As the number of current ports increases, this voltage drop also increases, and when this exceeds the discharge starting voltage between the electrodes 6, 6, an excited discharge is generated in the discharge gap 9, and its energization instantly causes the electrode 6 to .6 to form a main discharge that conducts a large current, thereby absorbing large current surges.

[Effects of the Invention] As detailed above, the voltage nonlinear resistor of the present invention is formed by mixing a material mainly composed of Zr and O, which has excellent voltage nonlinear characteristics, and SiC, which has a high varistor voltage. Therefore, it is possible to obtain a high varistor voltage with a small size without significantly deteriorating the nonlinear characteristics, and furthermore, it is possible to reduce costs by reducing the amount of materials used. In addition, since the surge absorbing element of the present invention incorporates the voltage nonlinear resistor with a high varistor voltage, a high clipping voltage that exceeds the test voltage specified by law can be easily achieved even when using a voltage nonlinear resistor with small dimensions. It can be obtained in a small size, and can be provided at low cost.

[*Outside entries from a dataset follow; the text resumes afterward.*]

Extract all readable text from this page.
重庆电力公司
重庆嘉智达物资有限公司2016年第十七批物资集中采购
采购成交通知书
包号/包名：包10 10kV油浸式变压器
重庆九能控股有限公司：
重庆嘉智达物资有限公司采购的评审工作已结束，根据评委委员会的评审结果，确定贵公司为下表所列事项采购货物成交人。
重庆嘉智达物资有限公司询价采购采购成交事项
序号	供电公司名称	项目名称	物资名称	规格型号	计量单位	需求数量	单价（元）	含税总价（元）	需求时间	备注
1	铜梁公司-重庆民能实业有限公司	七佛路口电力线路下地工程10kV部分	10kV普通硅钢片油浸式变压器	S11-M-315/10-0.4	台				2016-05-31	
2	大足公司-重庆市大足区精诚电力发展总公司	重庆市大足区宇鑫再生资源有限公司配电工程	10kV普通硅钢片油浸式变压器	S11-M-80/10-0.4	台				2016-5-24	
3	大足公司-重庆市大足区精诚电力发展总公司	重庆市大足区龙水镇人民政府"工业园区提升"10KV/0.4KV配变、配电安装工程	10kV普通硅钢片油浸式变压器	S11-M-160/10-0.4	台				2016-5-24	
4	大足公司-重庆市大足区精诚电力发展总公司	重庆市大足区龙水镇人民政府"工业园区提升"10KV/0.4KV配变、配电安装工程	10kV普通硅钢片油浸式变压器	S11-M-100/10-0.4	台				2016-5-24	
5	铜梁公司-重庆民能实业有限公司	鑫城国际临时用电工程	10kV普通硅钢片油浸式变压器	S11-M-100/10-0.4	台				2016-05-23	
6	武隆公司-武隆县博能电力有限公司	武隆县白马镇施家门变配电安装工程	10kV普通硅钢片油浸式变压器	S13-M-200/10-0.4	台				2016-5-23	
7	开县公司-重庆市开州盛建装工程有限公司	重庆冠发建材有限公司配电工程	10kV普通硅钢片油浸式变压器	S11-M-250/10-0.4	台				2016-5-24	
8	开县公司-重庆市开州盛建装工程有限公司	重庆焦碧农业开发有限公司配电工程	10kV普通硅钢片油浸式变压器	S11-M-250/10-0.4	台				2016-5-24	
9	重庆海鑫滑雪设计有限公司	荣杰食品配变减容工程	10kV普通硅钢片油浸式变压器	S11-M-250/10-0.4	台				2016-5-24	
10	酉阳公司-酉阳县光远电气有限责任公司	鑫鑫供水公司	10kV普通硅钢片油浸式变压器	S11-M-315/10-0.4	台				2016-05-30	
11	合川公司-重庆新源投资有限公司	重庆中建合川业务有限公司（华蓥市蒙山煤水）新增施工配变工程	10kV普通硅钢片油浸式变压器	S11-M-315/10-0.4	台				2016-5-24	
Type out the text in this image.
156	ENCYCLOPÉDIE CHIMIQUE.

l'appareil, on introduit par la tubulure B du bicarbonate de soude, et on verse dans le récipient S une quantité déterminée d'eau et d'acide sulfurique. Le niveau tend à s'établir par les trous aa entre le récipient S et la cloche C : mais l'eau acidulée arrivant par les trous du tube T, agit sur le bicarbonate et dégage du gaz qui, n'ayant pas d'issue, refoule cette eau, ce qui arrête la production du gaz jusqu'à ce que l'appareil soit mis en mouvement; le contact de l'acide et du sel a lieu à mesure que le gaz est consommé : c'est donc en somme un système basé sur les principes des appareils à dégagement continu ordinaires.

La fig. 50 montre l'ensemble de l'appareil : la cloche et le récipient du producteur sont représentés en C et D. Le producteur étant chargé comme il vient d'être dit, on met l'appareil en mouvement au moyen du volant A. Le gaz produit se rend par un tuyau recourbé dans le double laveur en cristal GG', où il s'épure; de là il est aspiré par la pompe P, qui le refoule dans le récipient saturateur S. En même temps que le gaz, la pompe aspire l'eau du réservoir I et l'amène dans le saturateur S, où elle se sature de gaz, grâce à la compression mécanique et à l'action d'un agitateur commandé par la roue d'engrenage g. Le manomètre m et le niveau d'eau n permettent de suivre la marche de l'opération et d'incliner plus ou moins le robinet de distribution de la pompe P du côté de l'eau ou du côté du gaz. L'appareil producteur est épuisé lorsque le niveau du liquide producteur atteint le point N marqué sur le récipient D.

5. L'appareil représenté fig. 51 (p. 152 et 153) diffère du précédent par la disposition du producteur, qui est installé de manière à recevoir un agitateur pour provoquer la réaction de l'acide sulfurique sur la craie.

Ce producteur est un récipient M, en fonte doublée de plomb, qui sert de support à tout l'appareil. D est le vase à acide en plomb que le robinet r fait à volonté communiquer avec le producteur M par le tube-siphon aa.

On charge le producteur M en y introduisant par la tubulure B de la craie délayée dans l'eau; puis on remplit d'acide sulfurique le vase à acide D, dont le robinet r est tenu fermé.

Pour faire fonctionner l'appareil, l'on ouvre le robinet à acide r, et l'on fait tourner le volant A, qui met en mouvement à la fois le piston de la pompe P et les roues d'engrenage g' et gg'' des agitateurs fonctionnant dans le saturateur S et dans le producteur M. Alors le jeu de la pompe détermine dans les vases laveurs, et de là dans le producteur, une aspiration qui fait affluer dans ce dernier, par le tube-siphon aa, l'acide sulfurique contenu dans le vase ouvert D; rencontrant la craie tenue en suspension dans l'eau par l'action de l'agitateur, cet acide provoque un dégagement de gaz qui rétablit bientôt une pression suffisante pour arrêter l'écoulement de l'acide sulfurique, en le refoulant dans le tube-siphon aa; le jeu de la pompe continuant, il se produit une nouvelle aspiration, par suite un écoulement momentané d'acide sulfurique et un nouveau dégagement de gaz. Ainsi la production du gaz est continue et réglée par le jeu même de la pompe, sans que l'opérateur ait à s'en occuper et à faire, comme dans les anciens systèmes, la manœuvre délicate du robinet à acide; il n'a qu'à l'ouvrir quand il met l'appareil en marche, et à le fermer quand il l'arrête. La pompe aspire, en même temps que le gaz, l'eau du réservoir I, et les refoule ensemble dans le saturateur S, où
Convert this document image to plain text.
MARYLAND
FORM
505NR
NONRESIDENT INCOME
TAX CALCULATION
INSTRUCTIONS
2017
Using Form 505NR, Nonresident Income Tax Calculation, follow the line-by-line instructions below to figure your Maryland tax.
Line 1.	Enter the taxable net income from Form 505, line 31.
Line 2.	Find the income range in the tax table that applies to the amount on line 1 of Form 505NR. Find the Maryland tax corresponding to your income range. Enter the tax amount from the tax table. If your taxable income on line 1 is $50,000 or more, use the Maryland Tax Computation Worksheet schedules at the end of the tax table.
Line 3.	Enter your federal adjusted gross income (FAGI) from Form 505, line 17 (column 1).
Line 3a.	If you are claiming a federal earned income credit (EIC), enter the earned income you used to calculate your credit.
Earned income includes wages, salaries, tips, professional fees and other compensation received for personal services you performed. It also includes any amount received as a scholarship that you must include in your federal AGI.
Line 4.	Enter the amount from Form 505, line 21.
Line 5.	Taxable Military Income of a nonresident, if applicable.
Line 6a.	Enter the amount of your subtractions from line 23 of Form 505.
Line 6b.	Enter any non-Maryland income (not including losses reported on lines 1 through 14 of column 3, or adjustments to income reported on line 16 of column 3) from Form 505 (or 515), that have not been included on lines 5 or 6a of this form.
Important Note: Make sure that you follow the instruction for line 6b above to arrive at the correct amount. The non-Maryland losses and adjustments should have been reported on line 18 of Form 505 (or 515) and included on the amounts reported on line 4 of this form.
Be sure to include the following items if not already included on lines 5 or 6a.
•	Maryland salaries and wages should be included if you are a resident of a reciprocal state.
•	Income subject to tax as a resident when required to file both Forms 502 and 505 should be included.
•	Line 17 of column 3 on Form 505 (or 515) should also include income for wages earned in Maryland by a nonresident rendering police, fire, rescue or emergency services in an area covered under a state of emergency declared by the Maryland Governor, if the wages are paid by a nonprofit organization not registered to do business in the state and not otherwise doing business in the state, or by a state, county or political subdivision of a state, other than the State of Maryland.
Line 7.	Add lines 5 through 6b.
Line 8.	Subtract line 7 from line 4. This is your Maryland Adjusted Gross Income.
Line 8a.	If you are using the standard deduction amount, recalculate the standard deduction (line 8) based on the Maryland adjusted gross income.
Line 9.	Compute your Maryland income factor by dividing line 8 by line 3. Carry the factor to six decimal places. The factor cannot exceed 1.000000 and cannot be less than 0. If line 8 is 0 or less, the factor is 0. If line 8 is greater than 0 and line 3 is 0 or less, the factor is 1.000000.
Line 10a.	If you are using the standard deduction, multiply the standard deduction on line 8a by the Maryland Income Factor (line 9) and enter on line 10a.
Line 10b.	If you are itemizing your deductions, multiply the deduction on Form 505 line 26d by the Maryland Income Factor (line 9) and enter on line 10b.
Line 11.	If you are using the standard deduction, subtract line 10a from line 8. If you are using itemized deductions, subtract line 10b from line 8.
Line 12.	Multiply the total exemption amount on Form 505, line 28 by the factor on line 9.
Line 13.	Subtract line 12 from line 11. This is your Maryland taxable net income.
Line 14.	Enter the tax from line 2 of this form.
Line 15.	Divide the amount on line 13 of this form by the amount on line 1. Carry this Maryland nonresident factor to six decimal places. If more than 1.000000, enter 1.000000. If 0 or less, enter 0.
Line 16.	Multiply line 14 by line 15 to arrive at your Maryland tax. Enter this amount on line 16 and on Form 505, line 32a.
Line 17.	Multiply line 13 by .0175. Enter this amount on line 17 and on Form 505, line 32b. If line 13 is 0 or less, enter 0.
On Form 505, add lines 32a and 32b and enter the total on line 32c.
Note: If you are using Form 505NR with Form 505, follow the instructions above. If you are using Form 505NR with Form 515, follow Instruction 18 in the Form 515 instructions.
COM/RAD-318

[Brief explanation of the drawing]

FIG. 1 is a sectional view of a voltage nonlinear resistor according to the present invention, and FIG.
The figure is a graph showing voltage nonlinear characteristics and varistor voltage characteristics with respect to silicon carbide content, and FIG. 3 is a cross-sectional view of a surge absorbing element according to the present invention. 1... Voltage nonlinear resistor, 2... Sintered body, 4...
Surge absorption element, 6.6... Electrode, 7... Airtight container, 9... Discharge gap. Patent applicant: Okaya Electric Industry Co., Ltd.

Claims (4)

[Claims] (1) Zinc oxide is the main component, to which oxides of bismuth, cobalt, manganese and antimony are added to form a mixture, and the mixture and silicon carbide are mixed so that the content ratio of the silicon carbide is 0. .01 to 80 mol % of the voltage nonlinear resistor, characterized in that it is mixed to form a sintered body. (2) The content ratio of bismuth, cobalt, manganese and antimony oxides in the mixture mainly composed of zinc oxide is 0.07 to 4.0 mol% and 0.05 to 4.5 mol%, respectively. , 0.07 to 10.0 mol% and 0.07 to 10.0 mol%.
The voltage nonlinear resistor according to claim 1, characterized in that the content of the nonlinear voltage resistor is 0.05 to 6.0 mol%. (3) A mixture containing zinc oxide as the main component, to which oxides of bismuth, cobalt, manganese and antimony are added, and the mixture and silicon carbide are mixed so that the content ratio of the silicon carbide is 0. Electrodes are connected to both ends of the voltage non-linear resistor to form a sintered body and a discharge gap is formed between the electrodes, and the voltage non-linear resistor and the discharge 1. A surge absorbing element characterized by being sealed in an airtight container with gaps connected in parallel. (4) The content ratio of bismuth, cobalt, manganese and antimony oxides in the mixture mainly composed of zinc oxide is 0.07 to 4.0 mol% and 0.05 to 4.5 mol%, respectively. , 0.07 to 10.0 mol% and 0.07 to 10.0 mol%.
The surge absorbing element according to claim 3, wherein the content is 0.05 to 6.0 mol%.